Ergebnisse der Sitzung der ARK-RWL am 18.2.2009
Nach der Vertagung der Beratungen zur Änderung des § 41 BAT-KF (Sonderregelung für die Durchführung von Freizeitmaßnahmen) konnte der vkm-rwl die Dienstgeberseite davon überzeugen, dass es erhebliche Unterschiede zwischen der Durchführung z.B. einer Jugendfreizeit einer Kirchengemeinde und der Durchführung einer Freizeit mit in der Regel rund um die Uhr pflegebedürftigen Menschen mit Behinderungen gibt. Die beantragte Änderung wurde daraufhin zurückgezogen, da auch erhebliche Zweifel daran bestanden, ob eine dem Arbeitszeitgesetz konforme Lösung zu finden sein würde.
Zum zweiten Mal beraten wurde eine Änderung zu § 8 Absatz 5 BAT-KF; die Zahlung der Wechselschicht- und Schichtzulage sollte für Teilzeitbeschäftigte Mitarbeitende nur noch anteilig gezahlt werden. Begründet wurde der Antrag mit einem Urteil des Bundesarbeitsgerichts, das - abweichend von der bisherigen Rechtsprechung – entschieden hatte, dass eine zeitanteilige Auszahlung der Schicht- und Wechselschichtzulage an Teilzeitkräfte nicht gegen das Diskriminierungsverbot verstoße. Da dies zu einer Absenkung gerade für die Entgelte der Beschäftigten geführt hätte, die keine volle Stelle haben und daher von den Einrichtungen auch ganz besonders flexibel eingesetzt werden, hat die Dienstnehmerseite diesem Antrag nicht zugestimmt. Nach der zweiten Beratung ist allerdings noch der Weg in die Schiedskommission offen.
Nach Vertagung bis zu einem Urteil zur Handhabung der Berechnung von Arbeitsleistung während der Rufbereitschaft wurde ein konkreter Antrag gestellt, hier zwischen Arbeitsleistung außerhalb des Aufenthaltsortes und am Aufenthaltsort bei nur telefonischen Auskünften zu differenzieren. Das Urteil des Bundesarbeitsgerichtes gab dazu allerdings keine Veranlassung, sondern bestätigt die bestehende Regelung. Bei der ersten Beratung im Dezember war dieses Thema ein Punkt unter vielen redaktionellen Anpassungen, die unterschiedliche Auswirkungen auf die Entgelte hatte. Da mit diesem einzelnen Punkt nur noch eine Kürzung von Ansprüchen verbunden war, konnten die Mitglieder des vkm-rwl dem Antrag nicht zustimmen.

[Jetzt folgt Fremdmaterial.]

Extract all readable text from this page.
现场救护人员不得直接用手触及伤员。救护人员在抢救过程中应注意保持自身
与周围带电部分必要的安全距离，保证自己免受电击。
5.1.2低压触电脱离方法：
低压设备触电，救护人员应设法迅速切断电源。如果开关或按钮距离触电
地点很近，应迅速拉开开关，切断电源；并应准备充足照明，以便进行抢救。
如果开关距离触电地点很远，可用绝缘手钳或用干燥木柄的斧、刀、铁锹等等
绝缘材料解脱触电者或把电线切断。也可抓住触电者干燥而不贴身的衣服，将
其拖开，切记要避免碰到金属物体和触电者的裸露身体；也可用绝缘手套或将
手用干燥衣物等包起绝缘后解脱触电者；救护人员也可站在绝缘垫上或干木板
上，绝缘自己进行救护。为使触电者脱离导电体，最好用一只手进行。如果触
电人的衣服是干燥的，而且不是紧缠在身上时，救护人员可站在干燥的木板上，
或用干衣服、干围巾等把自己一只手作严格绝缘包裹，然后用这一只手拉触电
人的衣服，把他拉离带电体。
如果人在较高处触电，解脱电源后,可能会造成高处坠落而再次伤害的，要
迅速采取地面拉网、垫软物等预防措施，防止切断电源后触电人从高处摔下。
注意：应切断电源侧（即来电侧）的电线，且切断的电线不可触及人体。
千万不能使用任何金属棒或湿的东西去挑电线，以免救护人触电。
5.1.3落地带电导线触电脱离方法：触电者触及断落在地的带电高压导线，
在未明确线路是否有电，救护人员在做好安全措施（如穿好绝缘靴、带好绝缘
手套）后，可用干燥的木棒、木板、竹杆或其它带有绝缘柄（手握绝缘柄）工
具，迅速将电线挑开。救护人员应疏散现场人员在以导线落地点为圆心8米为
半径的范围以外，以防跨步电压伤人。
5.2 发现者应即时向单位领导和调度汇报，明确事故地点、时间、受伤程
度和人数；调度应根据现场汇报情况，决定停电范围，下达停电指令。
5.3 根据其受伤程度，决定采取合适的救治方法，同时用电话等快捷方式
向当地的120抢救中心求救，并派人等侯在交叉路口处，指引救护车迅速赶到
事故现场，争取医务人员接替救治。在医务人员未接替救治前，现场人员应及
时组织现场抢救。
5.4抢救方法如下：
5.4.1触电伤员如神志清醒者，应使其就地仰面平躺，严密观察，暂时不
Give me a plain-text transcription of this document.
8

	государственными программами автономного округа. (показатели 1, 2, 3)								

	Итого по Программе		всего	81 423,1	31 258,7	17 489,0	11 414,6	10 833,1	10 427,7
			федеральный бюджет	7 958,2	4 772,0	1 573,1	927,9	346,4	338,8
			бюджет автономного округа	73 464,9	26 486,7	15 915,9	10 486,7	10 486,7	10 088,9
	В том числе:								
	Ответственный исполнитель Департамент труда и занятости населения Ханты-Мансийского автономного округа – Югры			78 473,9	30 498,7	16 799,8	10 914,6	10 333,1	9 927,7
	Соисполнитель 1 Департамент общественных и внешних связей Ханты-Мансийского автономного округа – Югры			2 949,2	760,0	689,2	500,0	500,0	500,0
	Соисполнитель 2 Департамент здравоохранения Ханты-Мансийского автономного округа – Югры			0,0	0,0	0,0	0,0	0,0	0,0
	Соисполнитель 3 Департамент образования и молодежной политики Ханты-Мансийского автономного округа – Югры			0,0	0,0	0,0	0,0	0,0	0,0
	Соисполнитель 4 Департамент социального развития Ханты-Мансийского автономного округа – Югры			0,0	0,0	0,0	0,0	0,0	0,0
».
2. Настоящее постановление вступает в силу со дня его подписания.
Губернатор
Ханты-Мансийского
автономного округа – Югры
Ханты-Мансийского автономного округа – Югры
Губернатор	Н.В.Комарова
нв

Kontrovers diskutiert wurden Regelungen zu Integrationsprojekten, nach denen die Einrichtungen die im jeweiligen Bereich geltenden einschlägigen Tarifverträge anwenden können. Zur Klärung der Zahl der betroffenen Einrichtungen und der Möglichkeiten, kirchengemäße Regelungen zu treffen, wurde die Angelegenheit zur Beratung der zuständigen Fachgruppe II der Rheinisch-Westfälisch-Lippischen Arbeitsrechtlichen Kommission übertragen.
Die Satzung der KZVK wurde in der Fassung vom 03.12.2008 in den BAT-KF transportiert. Geändert worden war die Passage zur freiwilligen Versicherung, die an das Versicherungsvertragsgesetz angepasst werden musste.
Berichtet wurde aus der Arbeitsgruppe „Rufbereitschaft II“: der Auftrag der Schiedskommission zur Schaffung einer insgesamt ausgewogenen Regelung zu Rufbereitschaft und Bereitschaftsdienst soll möglichst in der nächsten Sitzung zu einem Beschluss der ARK-RWL führen. Die Arbeitsgruppe zur Überarbeitung der Entgeltgruppenpläne ist bei der Arbeit und macht sich im Moment zu den Auswirkungen vom Kinderbildungsgesetz KIBIZ kundig.
Zur Vorsitzenden für das Jahr 2009 aus dem Kreis der Dienstgeber wurde Dr. Ricarda Dill gewählt, zum stellvertretenden Vorsitzenden Klaus Riedel von der Arbeitnehmerseite.
Die nächste Sitzung der Arbeitsrechtlichen Kommission findet am 25. März 2009 statt.